A TEENAGE girl would still be being abused by a former college tutor from Grove if his crimes had not been discovered by police in Germany, an Abingdon detective said last night.

Freemason Ian Holden “embarked on a campaign of grooming” – filming himself having sex with a young girl before posting indecent photographs of her on the internet during a four-year period of abuse.

However he also posted what were described as ‘low-level’ images of another child online, which German police discovered along with the 63-year-old’s IP address.

They then handed over the case to their British counterparts.

When Holden was arrested they also uncovered the footage of him abusing his victim, starting when she was 10 years old.

Dc John Ablett, of Abingdon CID, said without the report of the first indecent image “she would still be being abused. I have no doubt about that.”

Holden was jailed for 12 years at Oxford Crown Court on Friday after admitting a total of 19 charges.

The court heard he would sometimes tell his victim he would buy her a McDonalds meal if he could have sex with her.

Judge Patrick Eccles was shown some of the 20 minutes of footage Holden had secretly recorded as he abused the girl on three separate occasions.

Prosecutor Cathy Olliver said “words are not equal to describe” the acts shown on the clips.

Miss Olliver, who said the girl had been abused between 2006 and 2011, told the court: “Mr Holden embarked on a campaign of grooming her.”

She added the victim, who is now aware that two indecent pictures of her were posted online on three occasions, “felt like she wanted to end her life and that she was worthless. She started cutting herself due to the sense of worthlessness she felt”.

Miss Olliver continued: “She says she tries to put a smile on her face, she tries not to be sad these days but it’s hard not to be sad.”

Holden admitted seven counts of engaging in sexual activity with a child, one of a serious sexual assault on a girl under 13 and 11 counts of distributing indecent images of children.
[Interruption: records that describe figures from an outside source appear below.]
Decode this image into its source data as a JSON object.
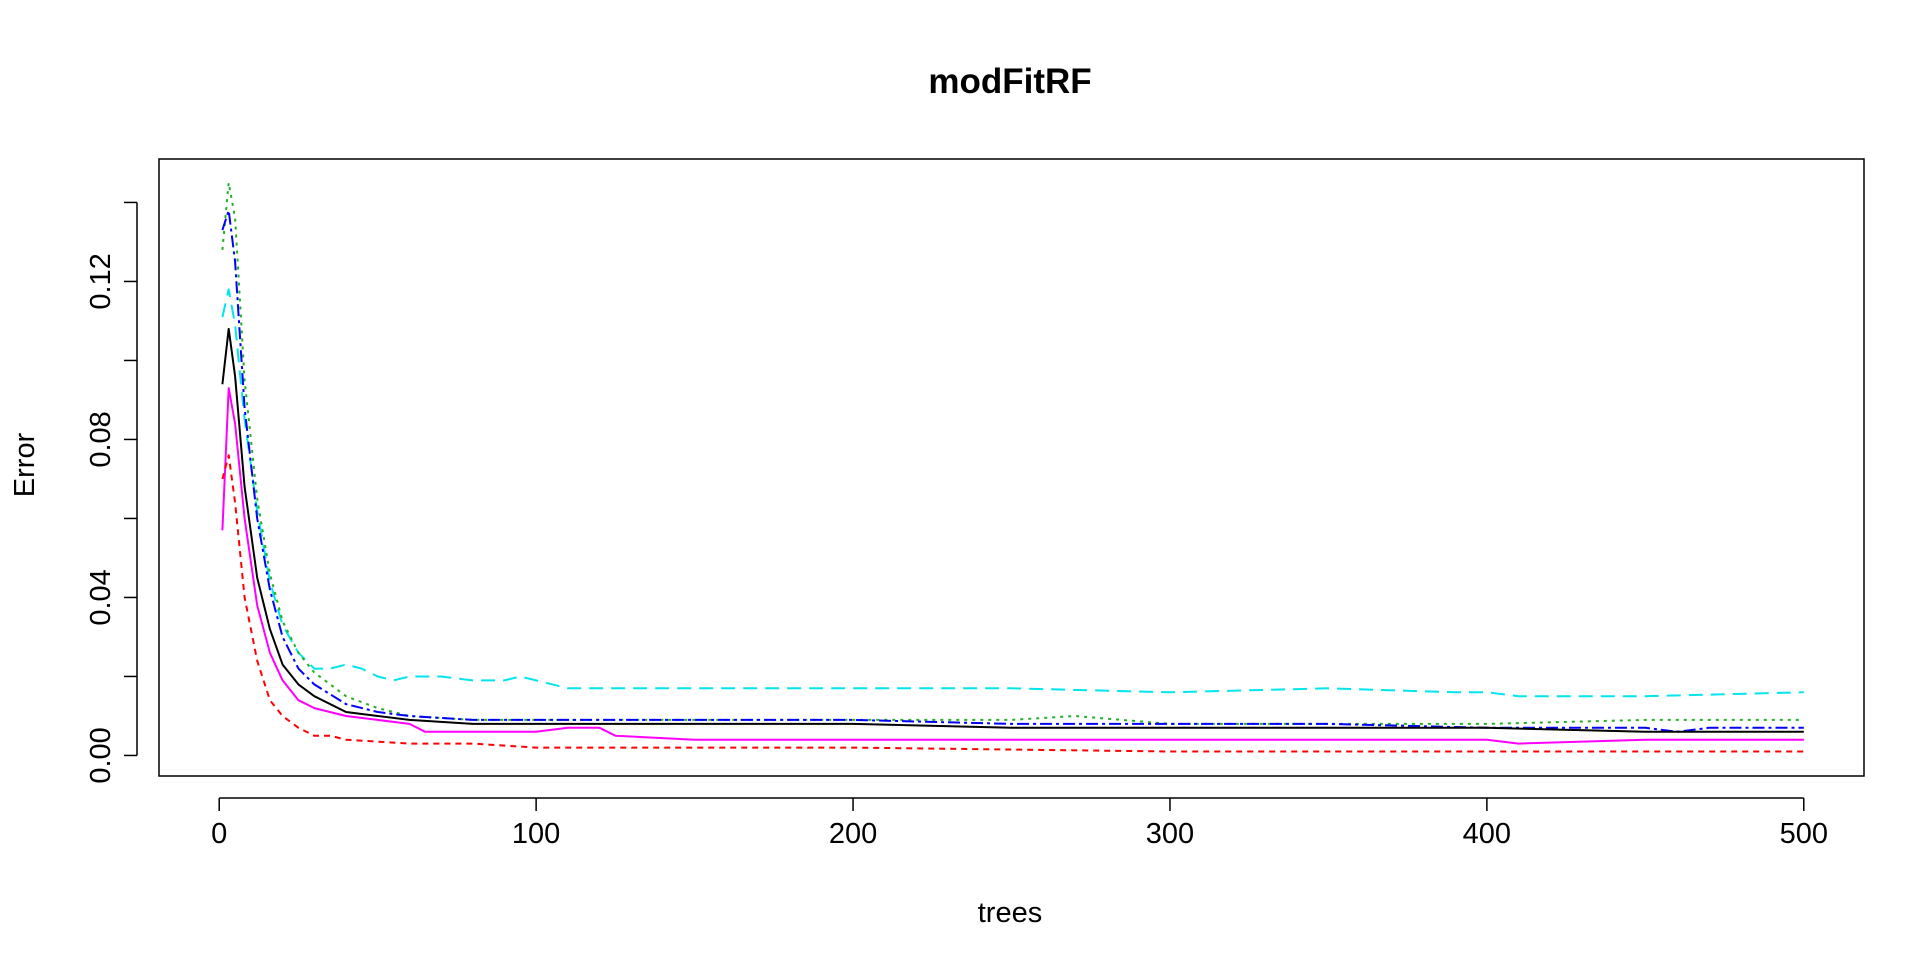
{
  "chart_data": {
    "type": "line",
    "title": "modFitRF",
    "xlabel": "trees",
    "ylabel": "Error",
    "xlim": [
      -19,
      519
    ],
    "ylim": [
      -0.0052,
      0.151
    ],
    "xticks": [
      0,
      100,
      200,
      300,
      400,
      500
    ],
    "xtick_labels": [
      "0",
      "100",
      "200",
      "300",
      "400",
      "500"
    ],
    "yticks": [
      0.0,
      0.02,
      0.04,
      0.06,
      0.08,
      0.1,
      0.12,
      0.14
    ],
    "ytick_labels": [
      "0.00",
      "",
      "0.04",
      "",
      "0.08",
      "",
      "0.12",
      ""
    ],
    "grid": false,
    "legend": "none",
    "series": [
      {
        "color": "#00e5ee",
        "dash": "14,8",
        "x": [
          1,
          3,
          5,
          8,
          12,
          16,
          20,
          25,
          30,
          35,
          40,
          45,
          50,
          55,
          60,
          70,
          80,
          90,
          95,
          100,
          110,
          120,
          150,
          200,
          250,
          300,
          350,
          390,
          400,
          410,
          450,
          500
        ],
        "values": [
          0.111,
          0.118,
          0.109,
          0.085,
          0.062,
          0.044,
          0.033,
          0.026,
          0.022,
          0.022,
          0.023,
          0.022,
          0.02,
          0.019,
          0.02,
          0.02,
          0.019,
          0.019,
          0.02,
          0.019,
          0.017,
          0.017,
          0.017,
          0.017,
          0.017,
          0.016,
          0.017,
          0.016,
          0.016,
          0.015,
          0.015,
          0.016
        ]
      },
      {
        "color": "#22b022",
        "dash": "3,5",
        "x": [
          1,
          3,
          5,
          8,
          12,
          16,
          20,
          25,
          30,
          40,
          50,
          60,
          80,
          100,
          120,
          150,
          200,
          250,
          270,
          300,
          350,
          400,
          450,
          500
        ],
        "values": [
          0.128,
          0.145,
          0.136,
          0.095,
          0.065,
          0.046,
          0.034,
          0.026,
          0.021,
          0.015,
          0.012,
          0.01,
          0.009,
          0.009,
          0.009,
          0.009,
          0.009,
          0.009,
          0.01,
          0.008,
          0.008,
          0.008,
          0.009,
          0.009
        ]
      },
      {
        "color": "#0000ff",
        "dash": "12,4,3,4",
        "x": [
          1,
          3,
          5,
          8,
          12,
          16,
          20,
          25,
          30,
          40,
          50,
          60,
          80,
          100,
          150,
          200,
          250,
          300,
          350,
          400,
          450,
          460,
          470,
          500
        ],
        "values": [
          0.133,
          0.138,
          0.125,
          0.088,
          0.06,
          0.042,
          0.03,
          0.022,
          0.018,
          0.013,
          0.011,
          0.01,
          0.009,
          0.009,
          0.009,
          0.009,
          0.008,
          0.008,
          0.008,
          0.007,
          0.007,
          0.006,
          0.007,
          0.007
        ]
      },
      {
        "color": "#000000",
        "dash": "",
        "x": [
          1,
          3,
          5,
          8,
          12,
          16,
          20,
          25,
          30,
          40,
          50,
          60,
          80,
          100,
          150,
          200,
          250,
          300,
          350,
          400,
          450,
          500
        ],
        "values": [
          0.094,
          0.108,
          0.096,
          0.068,
          0.045,
          0.032,
          0.023,
          0.018,
          0.015,
          0.011,
          0.01,
          0.009,
          0.008,
          0.008,
          0.008,
          0.008,
          0.007,
          0.007,
          0.007,
          0.007,
          0.006,
          0.006
        ]
      },
      {
        "color": "#ff00ff",
        "dash": "",
        "x": [
          1,
          3,
          5,
          8,
          12,
          16,
          20,
          25,
          30,
          40,
          50,
          60,
          65,
          70,
          100,
          110,
          120,
          125,
          150,
          200,
          250,
          300,
          350,
          400,
          410,
          450,
          500
        ],
        "values": [
          0.057,
          0.093,
          0.084,
          0.06,
          0.038,
          0.026,
          0.019,
          0.014,
          0.012,
          0.01,
          0.009,
          0.008,
          0.006,
          0.006,
          0.006,
          0.007,
          0.007,
          0.005,
          0.004,
          0.004,
          0.004,
          0.004,
          0.004,
          0.004,
          0.003,
          0.004,
          0.004
        ]
      },
      {
        "color": "#ff0000",
        "dash": "6,5",
        "x": [
          1,
          3,
          5,
          8,
          12,
          16,
          20,
          25,
          30,
          35,
          40,
          60,
          80,
          100,
          150,
          200,
          300,
          400,
          500
        ],
        "values": [
          0.07,
          0.076,
          0.064,
          0.04,
          0.024,
          0.014,
          0.01,
          0.007,
          0.005,
          0.005,
          0.004,
          0.003,
          0.003,
          0.002,
          0.002,
          0.002,
          0.001,
          0.001,
          0.001
        ]
      }
    ]
  }
}
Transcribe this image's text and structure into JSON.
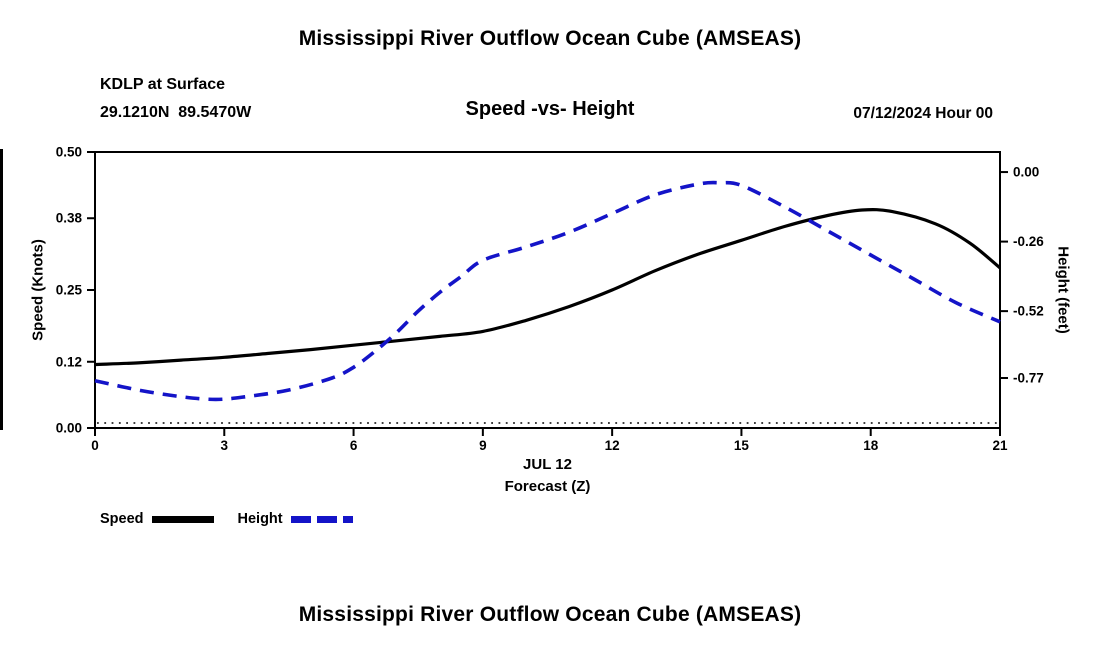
{
  "page": {
    "top_title": "Mississippi River Outflow Ocean Cube (AMSEAS)",
    "bottom_title": "Mississippi River Outflow Ocean Cube (AMSEAS)"
  },
  "header": {
    "station_line": "KDLP at Surface",
    "coordinates": "29.1210N  89.5470W",
    "plot_title": "Speed -vs- Height",
    "run_datetime": "07/12/2024 Hour 00"
  },
  "chart_data": {
    "type": "line",
    "title": "Speed -vs- Height",
    "x_caption_line1": "JUL 12",
    "x_caption_line2": "Forecast (Z)",
    "xlim": [
      0,
      21
    ],
    "x_tick_labels": [
      "0",
      "3",
      "6",
      "9",
      "12",
      "15",
      "18",
      "21"
    ],
    "grid": "zero-line-dotted",
    "left_axis": {
      "label": "Speed (Knots)",
      "lim": [
        0,
        0.5
      ],
      "tick_labels": [
        "0.00",
        "0.12",
        "0.25",
        "0.38",
        "0.50"
      ]
    },
    "right_axis": {
      "label": "Height (feet)",
      "lim": [
        -0.957,
        0.075
      ],
      "tick_labels": [
        "0.00",
        "-0.26",
        "-0.52",
        "-0.77"
      ]
    },
    "series": [
      {
        "name": "Speed",
        "axis": "left",
        "color": "#000000",
        "style": "solid",
        "x": [
          0,
          1,
          2,
          3,
          4,
          5,
          6,
          7,
          8,
          9,
          10,
          11,
          12,
          13,
          14,
          15,
          16,
          17,
          17.8,
          18.5,
          19.5,
          20.3,
          21
        ],
        "values": [
          0.115,
          0.118,
          0.123,
          0.128,
          0.135,
          0.142,
          0.15,
          0.158,
          0.166,
          0.175,
          0.195,
          0.22,
          0.25,
          0.285,
          0.315,
          0.34,
          0.365,
          0.385,
          0.395,
          0.392,
          0.37,
          0.335,
          0.29
        ]
      },
      {
        "name": "Height",
        "axis": "right",
        "color": "#1414c8",
        "style": "dashed",
        "x": [
          0,
          1,
          2,
          2.8,
          3.5,
          4.5,
          5.5,
          6,
          6.5,
          7,
          7.5,
          8,
          8.5,
          9,
          10,
          11,
          12,
          13,
          14,
          14.5,
          15,
          16,
          17,
          18,
          19,
          20,
          21
        ],
        "values": [
          -0.78,
          -0.815,
          -0.84,
          -0.85,
          -0.84,
          -0.815,
          -0.77,
          -0.73,
          -0.67,
          -0.6,
          -0.52,
          -0.45,
          -0.39,
          -0.33,
          -0.28,
          -0.225,
          -0.155,
          -0.085,
          -0.045,
          -0.04,
          -0.05,
          -0.13,
          -0.22,
          -0.31,
          -0.4,
          -0.49,
          -0.56
        ]
      }
    ],
    "legend": [
      {
        "label": "Speed",
        "color": "#000000",
        "style": "solid"
      },
      {
        "label": "Height",
        "color": "#1414c8",
        "style": "dashed"
      }
    ]
  }
}
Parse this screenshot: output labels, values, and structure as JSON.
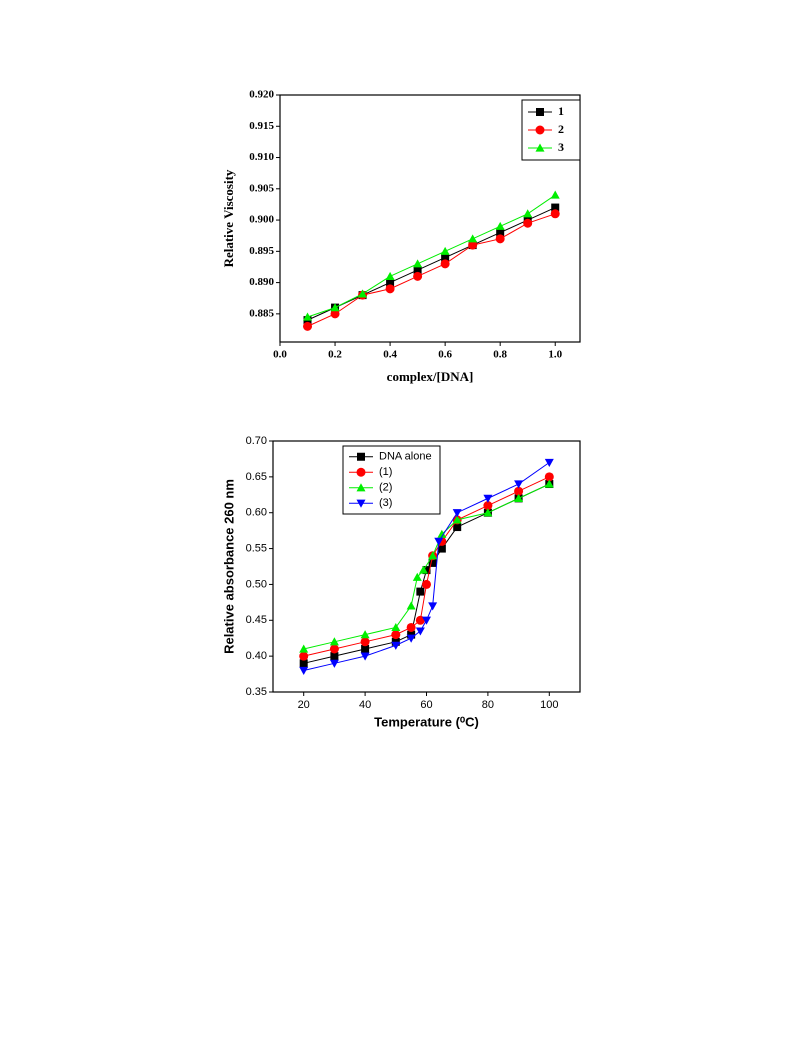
{
  "chart_data": [
    {
      "type": "line",
      "xlabel": "complex/[DNA]",
      "ylabel": "Relative Viscosity",
      "xlim": [
        0,
        1.09
      ],
      "ylim": [
        0.8805,
        0.92
      ],
      "xticks": [
        {
          "value": 0,
          "label": "0.0"
        },
        0.2,
        0.4,
        0.6,
        0.8,
        {
          "value": 1,
          "label": "1.0"
        }
      ],
      "yticks": [
        0.885,
        {
          "value": 0.89,
          "label": "0.890"
        },
        0.895,
        {
          "value": 0.9,
          "label": "0.900"
        },
        0.905,
        {
          "value": 0.91,
          "label": "0.910"
        },
        0.915,
        {
          "value": 0.92,
          "label": "0.920"
        }
      ],
      "legend": "upper right",
      "series": [
        {
          "name": "1",
          "color": "#000000",
          "marker": "square",
          "x": [
            0.1,
            0.2,
            0.3,
            0.4,
            0.5,
            0.6,
            0.7,
            0.8,
            0.9,
            1.0
          ],
          "values": [
            0.884,
            0.886,
            0.888,
            0.89,
            0.892,
            0.894,
            0.896,
            0.898,
            0.9,
            0.902
          ]
        },
        {
          "name": "2",
          "color": "#ff0000",
          "marker": "circle",
          "x": [
            0.1,
            0.2,
            0.3,
            0.4,
            0.5,
            0.6,
            0.7,
            0.8,
            0.9,
            1.0
          ],
          "values": [
            0.883,
            0.885,
            0.888,
            0.889,
            0.891,
            0.893,
            0.896,
            0.897,
            0.8995,
            0.901
          ]
        },
        {
          "name": "3",
          "color": "#00ee00",
          "marker": "triangle-up",
          "x": [
            0.1,
            0.2,
            0.3,
            0.4,
            0.5,
            0.6,
            0.7,
            0.8,
            0.9,
            1.0
          ],
          "values": [
            0.8845,
            0.886,
            0.8882,
            0.891,
            0.893,
            0.895,
            0.897,
            0.899,
            0.901,
            0.904
          ]
        }
      ]
    },
    {
      "type": "line",
      "xlabel": "Temperature (⁰C)",
      "ylabel": "Relative absorbance 260 nm",
      "xlim": [
        10,
        110
      ],
      "ylim": [
        0.35,
        0.7
      ],
      "xticks": [
        20,
        40,
        60,
        80,
        100
      ],
      "yticks": [
        0.35,
        {
          "value": 0.4,
          "label": "0.40"
        },
        0.45,
        {
          "value": 0.5,
          "label": "0.50"
        },
        0.55,
        {
          "value": 0.6,
          "label": "0.60"
        },
        0.65,
        {
          "value": 0.7,
          "label": "0.70"
        }
      ],
      "legend": "upper left",
      "series": [
        {
          "name": "DNA alone",
          "color": "#000000",
          "marker": "square",
          "x": [
            20,
            30,
            40,
            50,
            55,
            58,
            60,
            62,
            65,
            70,
            80,
            90,
            100
          ],
          "values": [
            0.39,
            0.4,
            0.41,
            0.42,
            0.43,
            0.49,
            0.52,
            0.53,
            0.55,
            0.58,
            0.6,
            0.62,
            0.64
          ]
        },
        {
          "name": "(1)",
          "color": "#ff0000",
          "marker": "circle",
          "x": [
            20,
            30,
            40,
            50,
            55,
            58,
            60,
            62,
            65,
            70,
            80,
            90,
            100
          ],
          "values": [
            0.4,
            0.41,
            0.42,
            0.43,
            0.44,
            0.45,
            0.5,
            0.54,
            0.56,
            0.59,
            0.61,
            0.63,
            0.65
          ]
        },
        {
          "name": "(2)",
          "color": "#00ee00",
          "marker": "triangle-up",
          "x": [
            20,
            30,
            40,
            50,
            55,
            57,
            59,
            62,
            65,
            70,
            80,
            90,
            100
          ],
          "values": [
            0.41,
            0.42,
            0.43,
            0.44,
            0.47,
            0.51,
            0.52,
            0.54,
            0.57,
            0.59,
            0.6,
            0.62,
            0.64
          ]
        },
        {
          "name": "(3)",
          "color": "#0000ff",
          "marker": "triangle-down",
          "x": [
            20,
            30,
            40,
            50,
            55,
            58,
            60,
            62,
            64,
            70,
            80,
            90,
            100
          ],
          "values": [
            0.38,
            0.39,
            0.4,
            0.415,
            0.425,
            0.435,
            0.45,
            0.47,
            0.56,
            0.6,
            0.62,
            0.64,
            0.67
          ]
        }
      ]
    }
  ]
}
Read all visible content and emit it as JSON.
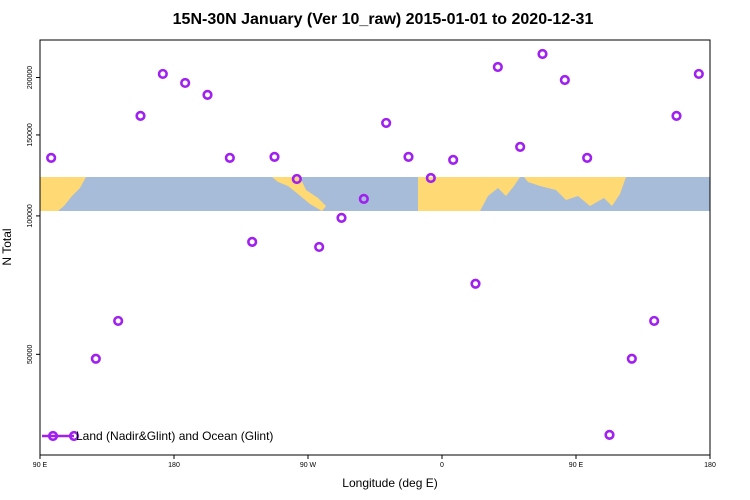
{
  "chart_data": {
    "type": "scatter",
    "title": "15N-30N January (Ver 10_raw)   2015-01-01 to 2020-12-31",
    "x_label": "Longitude (deg E)",
    "y_label": "N Total",
    "x": [
      97.5,
      127.5,
      142.5,
      157.5,
      172.5,
      187.5,
      202.5,
      217.5,
      232.5,
      247.5,
      262.5,
      277.5,
      292.5,
      307.5,
      322.5,
      337.5,
      352.5,
      367.5,
      382.5,
      397.5,
      412.5,
      427.5,
      442.5,
      457.5,
      472.5,
      487.5,
      502.5,
      517.5,
      532.5
    ],
    "series": [
      {
        "name": "Land (Nadir&Glint) and Ocean (Glint)",
        "color": "#a020f0",
        "values": [
          133700,
          48900,
          59100,
          165000,
          203600,
          194600,
          183300,
          133700,
          87800,
          134400,
          120300,
          85600,
          99000,
          108900,
          159300,
          134400,
          120900,
          132400,
          71200,
          210800,
          141300,
          225000,
          197500,
          133700,
          33400,
          48900,
          59100,
          165000,
          203600
        ]
      }
    ],
    "xlim": [
      90,
      540
    ],
    "xticks": [
      {
        "value": 90,
        "label": "90 E"
      },
      180,
      {
        "value": 270,
        "label": "90 W"
      },
      {
        "value": 360,
        "label": "0"
      },
      {
        "value": 450,
        "label": "90 E"
      },
      {
        "value": 540,
        "label": "180"
      }
    ],
    "ylim": [
      30200,
      241300
    ],
    "yticks": [
      50000,
      100000,
      150000,
      200000
    ],
    "log_y": true,
    "legend": "bottom-left"
  }
}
Jonathan Clarke, defending, said his client had a “history of having been a victim of sexual abuse himself as a child”.

Judge Eccles also placed Holden on an extended licence period of 10 years upon his release.

He called the behaviour a “truly shocking array of sexual offences” and said Holden had a “deeply deviant and entrenched obsession with images of children”.

Principal of the Oxford Business College David Fogg said Holden had worked part time for the college as a tutor, but had not done so for more than two years.